Me: I read your email. Thank you for sending it.

D: About value? What did you think?

Me: I really liked it but I was left with the question: how do I get it to go from my head to my heart and my body?

D: Yes, that is the question. Any thoughts?

Me: Not really. I mean, I have some tiny ideas: do kind things for myself; act as if I already believe I have value.

D: [smiles and nods]

At this point I share with D what I wrote here a few days back about the QBPD. The version I share with him is even more personal and is accompanied by my tears. I tell him that the slightest things can make me panic. That his looking at his watch could, in theory, make me panic. I tell him that there is a constant maelstrom of rage and love and sadness and that it all gets rolled up into an overwhelming ball that devours me and exhausts me. I challenge him (though kindly) by telling him though it was helpful when he pointed out to me how much I strategize; that I don’t think he understood how a big part of the strategizing is about love and not just self-preservation. I tell him that it’s nuanced and complicated. I explain that, therefore, I lot of what I restrain is important to restrain but that I pay the price by also restraining the good parts of me: the open, loving and creative parts.

D: [looks at me lovingly and teary-eyed] Can you see what I’m feeling right now?

M: I don’t know. Moved?

D: Yes. Look at the tears in my eyes. I feel very close to you right now. You’re right, it is all about love–even the self-preservation part. There is a lot of noise in there and a lot of love. I’m touched by your courage in sharing that.

M: [teary eyed and silent]

D: Everyday can be a lot for you. The idea of openness is complicated. You’re afraid that the rage and pain will spill out but then the good things get trapped.

M: [nod]

D: How do you feel right now in your body?

M: My heart feels calm for the first time in a while. My body is relaxed. My chest isn’t tight anymore.

D: Why do you think that is?

M: You responded lovingly to the parts of me I believe are the most scary. I summed up in a few paragraphs what it feels like for me to be alive and you showed love instead of revulsion.

D: Yes, but what did you do?

M: I don’t know. I shared. I was honest.

D: [smiles]

I explain to D. that my sense of my self is confusing to me.
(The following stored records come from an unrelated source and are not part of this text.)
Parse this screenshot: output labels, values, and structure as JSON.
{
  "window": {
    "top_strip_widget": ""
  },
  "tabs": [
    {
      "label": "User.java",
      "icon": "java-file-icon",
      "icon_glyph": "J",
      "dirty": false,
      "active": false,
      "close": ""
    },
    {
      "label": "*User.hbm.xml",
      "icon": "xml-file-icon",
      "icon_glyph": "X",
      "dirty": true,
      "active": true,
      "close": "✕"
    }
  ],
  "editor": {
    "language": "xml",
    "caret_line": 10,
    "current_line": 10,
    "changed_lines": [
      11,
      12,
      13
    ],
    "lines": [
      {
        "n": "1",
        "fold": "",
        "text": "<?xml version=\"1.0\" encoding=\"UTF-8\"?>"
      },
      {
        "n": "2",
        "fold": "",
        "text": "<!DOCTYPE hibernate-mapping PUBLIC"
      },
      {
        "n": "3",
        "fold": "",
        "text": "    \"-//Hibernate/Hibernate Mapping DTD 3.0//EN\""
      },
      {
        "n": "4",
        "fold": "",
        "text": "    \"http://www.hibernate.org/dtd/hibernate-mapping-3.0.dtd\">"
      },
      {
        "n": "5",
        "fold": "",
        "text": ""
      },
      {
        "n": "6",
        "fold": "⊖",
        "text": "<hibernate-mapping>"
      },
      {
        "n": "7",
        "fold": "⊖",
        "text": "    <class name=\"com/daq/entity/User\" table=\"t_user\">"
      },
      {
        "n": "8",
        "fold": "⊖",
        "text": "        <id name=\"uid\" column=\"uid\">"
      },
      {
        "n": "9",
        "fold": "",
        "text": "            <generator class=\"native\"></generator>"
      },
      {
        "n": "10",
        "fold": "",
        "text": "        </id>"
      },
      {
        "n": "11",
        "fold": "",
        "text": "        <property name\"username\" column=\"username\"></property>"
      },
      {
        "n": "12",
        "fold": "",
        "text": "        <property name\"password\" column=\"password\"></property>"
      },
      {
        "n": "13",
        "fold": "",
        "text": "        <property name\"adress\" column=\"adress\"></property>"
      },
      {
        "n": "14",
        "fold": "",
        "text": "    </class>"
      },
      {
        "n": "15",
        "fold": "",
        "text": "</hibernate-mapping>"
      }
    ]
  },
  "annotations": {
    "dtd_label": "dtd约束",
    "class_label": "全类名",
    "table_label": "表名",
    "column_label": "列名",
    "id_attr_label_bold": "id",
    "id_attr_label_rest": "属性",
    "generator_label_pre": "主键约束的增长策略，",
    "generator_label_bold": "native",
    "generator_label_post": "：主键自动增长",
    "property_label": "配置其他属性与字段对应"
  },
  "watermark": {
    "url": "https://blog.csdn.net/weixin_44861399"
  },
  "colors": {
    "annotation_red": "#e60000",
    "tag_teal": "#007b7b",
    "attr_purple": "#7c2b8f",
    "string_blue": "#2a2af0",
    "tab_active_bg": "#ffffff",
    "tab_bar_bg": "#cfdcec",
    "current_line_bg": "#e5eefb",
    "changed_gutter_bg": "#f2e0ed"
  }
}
I tell him how friends and clients over time have given me the feedback that I have helped them to open up, expand, be more honest and intimate in their lives but that it is hard for me to let it in; to reconcile that version of me that they are talking about with my view of myself as a chaotic cluster of overwhelmed madness and pain.

D: [sweetly and calmly] I can see why people say this to you. You are quite a package with your sensitivity and sharp mind. I realize here today that you are even a good mirror for me. But you’re not so good of a mirror for yourself.

M: [nod in agreement]

I tell D. that about how exhausting it is to restrain all the thoughts and feelings and that I don’t like I hold back a lot of my love and warmth. I tell him that when I’m depressed and triggered it feels terrifying to tell my loved ones that I love them and that I miss them. I explain that this is not how I want to be. That I want to magnanimously express my love without expecting anything back; without feeling hurt if it’s brushed aside or ill-timed.

D: And what do you imagine it would feel like if you could share this love without fear?

M: Like I was alive. Like I was really living. My heart would feel full, the tightness in my chest would disappear and I would be more spontaneous. [I begin to cry].

D: [look at me silently and with kind eyes]

We schedule our next session and I thank him for today. He thanks me back. As I get into my car my mind gets busy, thinking about laundry, returning to work tomorrow, etc. I start to lose my calm and tell myself that maybe I can only be calm in his presence. I think immediately about the sorts of things he would say in response: “The calmness you feel is yours, not mine”. Or he would smile and say, “What a good starting point that you can at least feel your worth with others–we have a lot of good things to work with there”; etc. I feel confident that the conversation I have in my head is pretty close to accurate and I regain some of my calm.

——————————————————————

My phone rings a little later. It’s N. She wants to spend time together and get a coffee. We firm up the plans right away and I tell myself that I’ll get around to my chores some other time. During our hangout I tell N how I feel about her. I tell her that my life is better with her in it and that I love her very much. She responds lovingly and I try to take in her response while at the same time reminding myself that what I said was worth saying regardless of her response.

We shoot the shit about alternate realities and multiple-dimensions. We consider the idea that we are in relationship to one another across different realities; that we might be siblings in one; lovers in another; enemies in yet another. One way or another, I conclude, there is probably something that draws us together in all of them. We sip our coconut waters. We talk about other things. I’m not sure if we’re getting anywhere deep or if we’re just talking shit. It doesn’t matter. The content is unimportant. What’s important is how simple it is: we’re together and we’re sharing and there is love in the room.

My last day of vacation is my best one.